Proteorhodopsin (pR) is a bacterial light-driven proton pump with several physico-chemical properties similar to those of its archaeal homolog bacteriorhodospin (bR). Currently, there is at least 1 commercial device utilizing bR, a holographic interferometer (the Fringemaker®). The related protein pR is a recently discovered retinal protein with some properties strikingly similar to those of bR, while other properties are different and better suited for certain potential applications. An ability to produce and purify protein inexpensively in large quantities is an important pre-requisite for commercializing pR as a biomaterial. Methods for expressing pR heterologously in E. coli in a functional form have been described previously, but these methods produce pR at a level of <0.1% of total cell dry weight, and require expensive and/or time-consuming column chromatographies to produce pR at a concentration suitable for use in devices.
Technology using biological materials as platforms for developing various electronic and computational devices at the molecular level has advanced greatly in the last decade. The search for biological molecules that can function as durable photochromic materials for information storage and processing is accelerating. Bacteriorhodospin (bR), a light-driven proton pump, mediating photosynthesis in Halobacteria (Oesterhelt, 1989), has long stood out as an important contender for various technical applications in the field of molecular electronics. The ease of preparation of bR in large quantities, coupled with its thermal and photochemical stability, were key factors for investigating its use in holography (Bunkin et al, 1981; Hampp et al, 1988, 1989), optical information processing (Hampp et al, 1990), and other human-invented applications, as well as its natural function of solar energy conversion (Drachev et al, 1976). Genetic engineering has further aided by producing variants of bR with more attractive features (Birge at al, 1990). (For a review of further device applications, see Stuart et al, 2003).

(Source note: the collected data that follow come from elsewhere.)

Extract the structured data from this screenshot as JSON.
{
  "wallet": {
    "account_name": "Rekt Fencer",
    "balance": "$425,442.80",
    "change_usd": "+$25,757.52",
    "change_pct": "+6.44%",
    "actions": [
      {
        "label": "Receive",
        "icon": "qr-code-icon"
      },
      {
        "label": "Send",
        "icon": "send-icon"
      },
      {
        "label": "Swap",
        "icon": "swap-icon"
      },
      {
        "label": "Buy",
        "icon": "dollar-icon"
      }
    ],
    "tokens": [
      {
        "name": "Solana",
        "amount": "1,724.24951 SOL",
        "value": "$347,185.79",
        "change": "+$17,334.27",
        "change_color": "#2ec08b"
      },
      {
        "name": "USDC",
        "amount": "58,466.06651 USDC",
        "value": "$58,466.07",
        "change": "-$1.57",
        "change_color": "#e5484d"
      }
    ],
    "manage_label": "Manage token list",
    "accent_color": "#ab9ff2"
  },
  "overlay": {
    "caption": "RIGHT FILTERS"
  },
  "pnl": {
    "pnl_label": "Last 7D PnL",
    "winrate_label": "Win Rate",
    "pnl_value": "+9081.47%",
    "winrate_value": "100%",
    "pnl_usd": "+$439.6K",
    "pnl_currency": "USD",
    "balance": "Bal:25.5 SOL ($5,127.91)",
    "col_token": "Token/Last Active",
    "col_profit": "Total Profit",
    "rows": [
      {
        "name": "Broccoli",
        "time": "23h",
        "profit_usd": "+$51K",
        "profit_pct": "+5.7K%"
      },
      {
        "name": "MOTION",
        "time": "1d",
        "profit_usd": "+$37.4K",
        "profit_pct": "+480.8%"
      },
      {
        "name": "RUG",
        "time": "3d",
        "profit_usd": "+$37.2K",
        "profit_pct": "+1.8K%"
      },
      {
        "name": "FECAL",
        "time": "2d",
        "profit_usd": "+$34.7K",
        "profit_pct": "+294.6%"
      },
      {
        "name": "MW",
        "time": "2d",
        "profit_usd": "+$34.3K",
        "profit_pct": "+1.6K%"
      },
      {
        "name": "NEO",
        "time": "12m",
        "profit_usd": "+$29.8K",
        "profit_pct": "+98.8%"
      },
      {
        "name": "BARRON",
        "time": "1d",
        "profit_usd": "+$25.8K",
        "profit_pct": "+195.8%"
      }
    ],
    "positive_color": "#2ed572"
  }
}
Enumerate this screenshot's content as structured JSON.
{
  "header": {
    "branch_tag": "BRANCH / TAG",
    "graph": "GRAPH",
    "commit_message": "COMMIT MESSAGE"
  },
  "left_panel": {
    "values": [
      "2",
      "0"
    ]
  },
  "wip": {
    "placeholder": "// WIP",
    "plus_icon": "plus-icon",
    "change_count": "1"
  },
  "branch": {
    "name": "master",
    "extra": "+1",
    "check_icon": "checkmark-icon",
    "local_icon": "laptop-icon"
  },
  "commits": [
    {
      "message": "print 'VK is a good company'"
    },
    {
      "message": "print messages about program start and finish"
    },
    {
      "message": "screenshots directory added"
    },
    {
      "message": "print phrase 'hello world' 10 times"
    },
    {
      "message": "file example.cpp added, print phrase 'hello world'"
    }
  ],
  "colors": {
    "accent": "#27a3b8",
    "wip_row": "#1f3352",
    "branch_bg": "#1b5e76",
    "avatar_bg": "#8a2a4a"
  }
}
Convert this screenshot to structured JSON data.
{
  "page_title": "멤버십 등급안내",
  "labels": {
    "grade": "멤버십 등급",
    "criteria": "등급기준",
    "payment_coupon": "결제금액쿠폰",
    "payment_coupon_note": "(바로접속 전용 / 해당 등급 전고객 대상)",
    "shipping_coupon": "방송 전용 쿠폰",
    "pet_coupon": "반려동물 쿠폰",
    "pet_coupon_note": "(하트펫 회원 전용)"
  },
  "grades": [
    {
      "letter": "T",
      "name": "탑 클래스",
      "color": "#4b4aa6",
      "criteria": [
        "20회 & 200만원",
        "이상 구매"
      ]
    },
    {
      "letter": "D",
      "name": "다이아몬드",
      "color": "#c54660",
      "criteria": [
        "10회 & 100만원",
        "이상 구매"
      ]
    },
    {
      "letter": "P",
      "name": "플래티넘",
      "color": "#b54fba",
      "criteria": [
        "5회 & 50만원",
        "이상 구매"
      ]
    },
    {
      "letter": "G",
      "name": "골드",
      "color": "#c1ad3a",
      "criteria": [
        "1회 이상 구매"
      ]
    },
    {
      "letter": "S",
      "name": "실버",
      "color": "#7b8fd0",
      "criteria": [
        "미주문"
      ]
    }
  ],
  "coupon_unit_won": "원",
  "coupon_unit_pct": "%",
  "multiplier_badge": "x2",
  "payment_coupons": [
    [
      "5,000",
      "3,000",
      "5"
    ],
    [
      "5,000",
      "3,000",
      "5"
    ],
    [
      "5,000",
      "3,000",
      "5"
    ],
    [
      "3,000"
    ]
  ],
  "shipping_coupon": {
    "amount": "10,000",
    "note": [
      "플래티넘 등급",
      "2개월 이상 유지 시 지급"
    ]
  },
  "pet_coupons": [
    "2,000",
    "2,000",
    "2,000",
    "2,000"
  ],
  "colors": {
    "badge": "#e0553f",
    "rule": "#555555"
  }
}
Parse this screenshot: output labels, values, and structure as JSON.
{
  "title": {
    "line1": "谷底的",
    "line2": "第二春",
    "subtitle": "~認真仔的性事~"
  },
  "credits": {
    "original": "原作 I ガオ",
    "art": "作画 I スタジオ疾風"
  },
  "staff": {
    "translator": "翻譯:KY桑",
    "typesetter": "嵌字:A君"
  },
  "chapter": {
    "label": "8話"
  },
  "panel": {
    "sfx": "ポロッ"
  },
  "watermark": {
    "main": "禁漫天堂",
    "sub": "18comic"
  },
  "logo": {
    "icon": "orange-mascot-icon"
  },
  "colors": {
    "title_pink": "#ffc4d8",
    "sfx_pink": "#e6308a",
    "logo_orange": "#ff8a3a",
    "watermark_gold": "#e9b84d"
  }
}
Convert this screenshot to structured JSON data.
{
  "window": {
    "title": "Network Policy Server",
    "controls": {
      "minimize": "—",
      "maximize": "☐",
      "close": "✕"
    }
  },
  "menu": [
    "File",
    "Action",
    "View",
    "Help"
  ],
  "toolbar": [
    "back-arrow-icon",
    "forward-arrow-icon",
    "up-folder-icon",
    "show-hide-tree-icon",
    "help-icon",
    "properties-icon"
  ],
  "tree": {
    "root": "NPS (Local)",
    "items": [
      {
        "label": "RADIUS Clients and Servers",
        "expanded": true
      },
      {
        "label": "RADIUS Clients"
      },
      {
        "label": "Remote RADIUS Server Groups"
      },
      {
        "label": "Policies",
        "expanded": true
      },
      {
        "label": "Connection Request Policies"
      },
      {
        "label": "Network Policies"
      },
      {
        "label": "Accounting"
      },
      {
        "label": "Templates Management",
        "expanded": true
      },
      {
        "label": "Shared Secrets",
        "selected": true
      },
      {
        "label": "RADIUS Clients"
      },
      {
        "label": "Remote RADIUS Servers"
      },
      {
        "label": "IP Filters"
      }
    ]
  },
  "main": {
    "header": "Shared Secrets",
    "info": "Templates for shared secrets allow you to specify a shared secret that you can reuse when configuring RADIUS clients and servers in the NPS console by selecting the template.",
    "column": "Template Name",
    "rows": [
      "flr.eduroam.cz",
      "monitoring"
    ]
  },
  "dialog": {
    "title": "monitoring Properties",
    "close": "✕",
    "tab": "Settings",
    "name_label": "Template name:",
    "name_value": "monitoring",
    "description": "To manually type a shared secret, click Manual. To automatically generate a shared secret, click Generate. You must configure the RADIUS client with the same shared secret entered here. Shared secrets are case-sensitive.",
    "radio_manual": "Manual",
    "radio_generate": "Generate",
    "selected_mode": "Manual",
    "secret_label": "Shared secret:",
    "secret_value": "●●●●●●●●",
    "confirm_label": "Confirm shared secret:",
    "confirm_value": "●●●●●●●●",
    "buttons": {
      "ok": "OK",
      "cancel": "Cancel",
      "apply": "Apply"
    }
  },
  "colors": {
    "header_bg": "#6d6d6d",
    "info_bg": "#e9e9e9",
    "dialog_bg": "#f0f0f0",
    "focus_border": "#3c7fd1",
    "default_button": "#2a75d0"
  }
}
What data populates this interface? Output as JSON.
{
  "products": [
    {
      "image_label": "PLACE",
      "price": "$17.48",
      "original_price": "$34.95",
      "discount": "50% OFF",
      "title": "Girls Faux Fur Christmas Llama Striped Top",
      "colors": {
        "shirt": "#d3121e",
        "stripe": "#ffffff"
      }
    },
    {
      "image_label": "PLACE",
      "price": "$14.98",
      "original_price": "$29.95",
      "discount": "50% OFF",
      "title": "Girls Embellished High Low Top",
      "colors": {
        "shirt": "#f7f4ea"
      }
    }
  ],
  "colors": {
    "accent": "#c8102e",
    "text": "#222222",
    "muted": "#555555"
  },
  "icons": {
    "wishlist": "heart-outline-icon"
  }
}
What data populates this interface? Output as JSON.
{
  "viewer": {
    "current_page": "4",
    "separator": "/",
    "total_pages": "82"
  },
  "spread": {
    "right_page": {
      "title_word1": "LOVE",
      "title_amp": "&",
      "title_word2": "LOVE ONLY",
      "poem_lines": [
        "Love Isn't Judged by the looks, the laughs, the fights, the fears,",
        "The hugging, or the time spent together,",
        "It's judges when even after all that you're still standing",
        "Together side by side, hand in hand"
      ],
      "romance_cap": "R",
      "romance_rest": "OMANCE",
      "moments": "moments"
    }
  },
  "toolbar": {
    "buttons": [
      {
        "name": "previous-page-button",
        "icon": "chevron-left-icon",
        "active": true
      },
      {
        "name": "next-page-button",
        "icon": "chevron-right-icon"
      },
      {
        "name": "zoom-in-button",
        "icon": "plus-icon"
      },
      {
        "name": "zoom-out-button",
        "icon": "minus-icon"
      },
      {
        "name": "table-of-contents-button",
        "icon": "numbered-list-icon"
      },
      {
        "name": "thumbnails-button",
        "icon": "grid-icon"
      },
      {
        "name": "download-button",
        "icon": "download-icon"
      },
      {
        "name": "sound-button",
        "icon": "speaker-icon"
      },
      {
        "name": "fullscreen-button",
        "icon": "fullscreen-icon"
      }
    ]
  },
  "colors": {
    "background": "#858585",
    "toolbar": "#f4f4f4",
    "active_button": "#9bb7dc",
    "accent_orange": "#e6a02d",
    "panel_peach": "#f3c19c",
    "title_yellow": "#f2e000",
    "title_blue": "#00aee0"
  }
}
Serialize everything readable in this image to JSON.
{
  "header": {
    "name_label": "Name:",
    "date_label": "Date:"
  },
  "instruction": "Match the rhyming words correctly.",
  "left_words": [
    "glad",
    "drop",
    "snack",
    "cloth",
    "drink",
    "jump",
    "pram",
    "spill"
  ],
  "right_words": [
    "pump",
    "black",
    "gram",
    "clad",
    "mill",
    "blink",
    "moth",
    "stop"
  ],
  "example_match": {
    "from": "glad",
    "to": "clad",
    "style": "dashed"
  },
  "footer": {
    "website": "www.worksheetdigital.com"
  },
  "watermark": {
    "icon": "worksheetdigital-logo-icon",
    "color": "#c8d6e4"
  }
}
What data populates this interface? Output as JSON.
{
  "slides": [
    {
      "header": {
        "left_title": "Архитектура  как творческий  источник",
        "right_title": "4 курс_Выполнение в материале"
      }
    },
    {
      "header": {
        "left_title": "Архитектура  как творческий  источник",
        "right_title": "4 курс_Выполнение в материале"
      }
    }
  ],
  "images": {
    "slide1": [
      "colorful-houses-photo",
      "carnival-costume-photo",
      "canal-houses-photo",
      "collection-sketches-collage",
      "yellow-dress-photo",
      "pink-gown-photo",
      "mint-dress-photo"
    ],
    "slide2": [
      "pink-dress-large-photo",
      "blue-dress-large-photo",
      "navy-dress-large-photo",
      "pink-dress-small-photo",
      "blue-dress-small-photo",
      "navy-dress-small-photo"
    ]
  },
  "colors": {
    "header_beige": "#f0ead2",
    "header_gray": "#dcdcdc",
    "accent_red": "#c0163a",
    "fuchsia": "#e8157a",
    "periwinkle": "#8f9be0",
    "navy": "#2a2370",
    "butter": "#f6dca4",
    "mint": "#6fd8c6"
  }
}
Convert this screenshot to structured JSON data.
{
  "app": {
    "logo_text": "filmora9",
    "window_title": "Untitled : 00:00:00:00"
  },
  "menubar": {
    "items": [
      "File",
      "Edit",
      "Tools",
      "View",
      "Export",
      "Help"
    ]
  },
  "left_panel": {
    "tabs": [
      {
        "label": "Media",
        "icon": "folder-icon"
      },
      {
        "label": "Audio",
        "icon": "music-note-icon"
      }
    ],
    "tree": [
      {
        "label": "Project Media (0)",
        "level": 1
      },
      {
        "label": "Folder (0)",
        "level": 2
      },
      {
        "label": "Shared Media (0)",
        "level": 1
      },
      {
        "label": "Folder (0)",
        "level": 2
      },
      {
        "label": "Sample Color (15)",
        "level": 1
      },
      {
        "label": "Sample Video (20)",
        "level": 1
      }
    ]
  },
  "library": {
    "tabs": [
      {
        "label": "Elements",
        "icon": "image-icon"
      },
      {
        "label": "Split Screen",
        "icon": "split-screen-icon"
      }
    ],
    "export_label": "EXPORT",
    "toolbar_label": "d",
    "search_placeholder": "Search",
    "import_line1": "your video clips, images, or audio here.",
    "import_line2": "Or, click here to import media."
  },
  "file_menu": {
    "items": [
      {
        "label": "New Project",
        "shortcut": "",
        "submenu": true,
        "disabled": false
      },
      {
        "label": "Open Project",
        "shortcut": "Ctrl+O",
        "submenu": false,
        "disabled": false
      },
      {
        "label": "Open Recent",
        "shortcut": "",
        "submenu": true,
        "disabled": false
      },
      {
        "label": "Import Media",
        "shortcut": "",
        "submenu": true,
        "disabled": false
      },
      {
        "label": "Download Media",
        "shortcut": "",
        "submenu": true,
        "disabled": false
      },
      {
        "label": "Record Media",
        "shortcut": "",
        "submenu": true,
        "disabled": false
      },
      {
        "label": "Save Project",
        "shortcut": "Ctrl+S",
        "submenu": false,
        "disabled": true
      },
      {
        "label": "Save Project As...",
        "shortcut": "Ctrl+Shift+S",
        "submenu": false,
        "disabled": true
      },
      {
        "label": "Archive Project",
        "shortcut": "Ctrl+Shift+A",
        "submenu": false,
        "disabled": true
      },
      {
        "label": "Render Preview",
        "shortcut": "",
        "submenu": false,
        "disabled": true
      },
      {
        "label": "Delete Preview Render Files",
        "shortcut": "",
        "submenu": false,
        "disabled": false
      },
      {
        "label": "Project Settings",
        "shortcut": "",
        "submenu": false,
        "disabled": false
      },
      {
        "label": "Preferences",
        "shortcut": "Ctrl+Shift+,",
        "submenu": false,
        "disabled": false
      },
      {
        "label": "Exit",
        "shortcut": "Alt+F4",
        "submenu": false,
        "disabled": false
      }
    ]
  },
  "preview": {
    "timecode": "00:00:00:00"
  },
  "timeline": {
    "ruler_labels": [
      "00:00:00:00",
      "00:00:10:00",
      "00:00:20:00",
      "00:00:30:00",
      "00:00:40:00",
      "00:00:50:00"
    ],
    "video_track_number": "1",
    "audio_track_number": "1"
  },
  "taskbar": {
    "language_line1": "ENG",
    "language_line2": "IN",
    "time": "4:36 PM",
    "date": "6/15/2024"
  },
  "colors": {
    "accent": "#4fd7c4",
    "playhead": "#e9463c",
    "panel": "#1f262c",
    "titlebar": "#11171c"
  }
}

Although the research involving bR as a material for information processing has multiplied enormously, there has been only one commercial product developed where bR is used as a functional component, the Fringemaker® holographic interferometer (Hampp and Juchem, 2000). This calls for exploring newer biological materials with similar properties as bR that might have potential utility in the field of molecular electronics.
Proteorhodopsin (pR), the first-discovered eubacterial homolog of bR, was recently identified from the DNA sequences of several uncultured species of γ-proteobacteria, which are a component of marine planktons present in the ocean surface waters (Béjà et al., 2000, 2001). It is a 249-amino-acid polypeptide with 7 transmembrane α-helices having a retinal co-factor attached to Lys231 to form a protonated Schiff base. When expressed heterologously in E. coli, the pR contained in the bacterial membranes was shown to act as a light-driven proton pump, producing a proton motive force that could be (presumably) be further converted into chemical energy (Béjà et al, 2000). The discovery of a bR homolog in the bacterial kingdom is scientifically significant, since all three kingdoms of life are now known to possess genes for proteins in the bR superfamily. pR is believed to play an important role in the energy balance of the earth due to presence of extensive biomass of marine bacterioplanktons.
In pR, Asp97 and Glu108 almost certainly function respectively as the proton acceptor from, and donor to, the Schiff base (Béjà et al, 2000; Krebs et al, 2002; Dioumaev et al, 2002; Friedrich et al, 2002). These residues are homologous to Asp85 and Asp96 in bR. At pH 9.5 the photocycle of pR was proposed to have pR, pK, pM, pN and pO photointermediate states, quite similar to the bR photocycle, which has six principal photointermediate states: bR, K, L, M, N and O. There is also evidence of a fast (<100 μs) light-triggered proton release from pR at pH>9.0 (Krebs et al. 2002), as also observed in bR. These are just a few of the similarities between pR and bR.
However, one can also find sharp differences between a number of physiochemical attributes of these two proteins. For example, the pKa of the proton acceptor Asp97 in pR in the unphotolyzed state is at least 7.0 (Dioumaev et al. 2002; Friedrich et al. 2002), and in fact for pure protein is closer to 8.2 (Partha et al. 2004). This is 5.5 units more than the pKa (2.5) of the homologous residue in bR, Asp85 (Brown et al. 1993). The spectral maximum of pR is also significantly blue shifted; pR absorbs maximally at 545 nm at pH 7.0 and at 520 nm at pH 9.0, whereas bR absorbs maximally at 570 nm at both these pH values.
Proteorhodopsin has been previously purified using adsorption/affinity chromatography using Phenylsepharose™, hydroxyapatite and/or Ni-NTA resin (Dioumeav et al. 2002; Krebs et al. 2002). To allow purification by using Ni-NTA resin, pR had been cloned into the pBAD-TOPO vector with a 6×His-tag at the C-terminus (Béjà et al. 2000).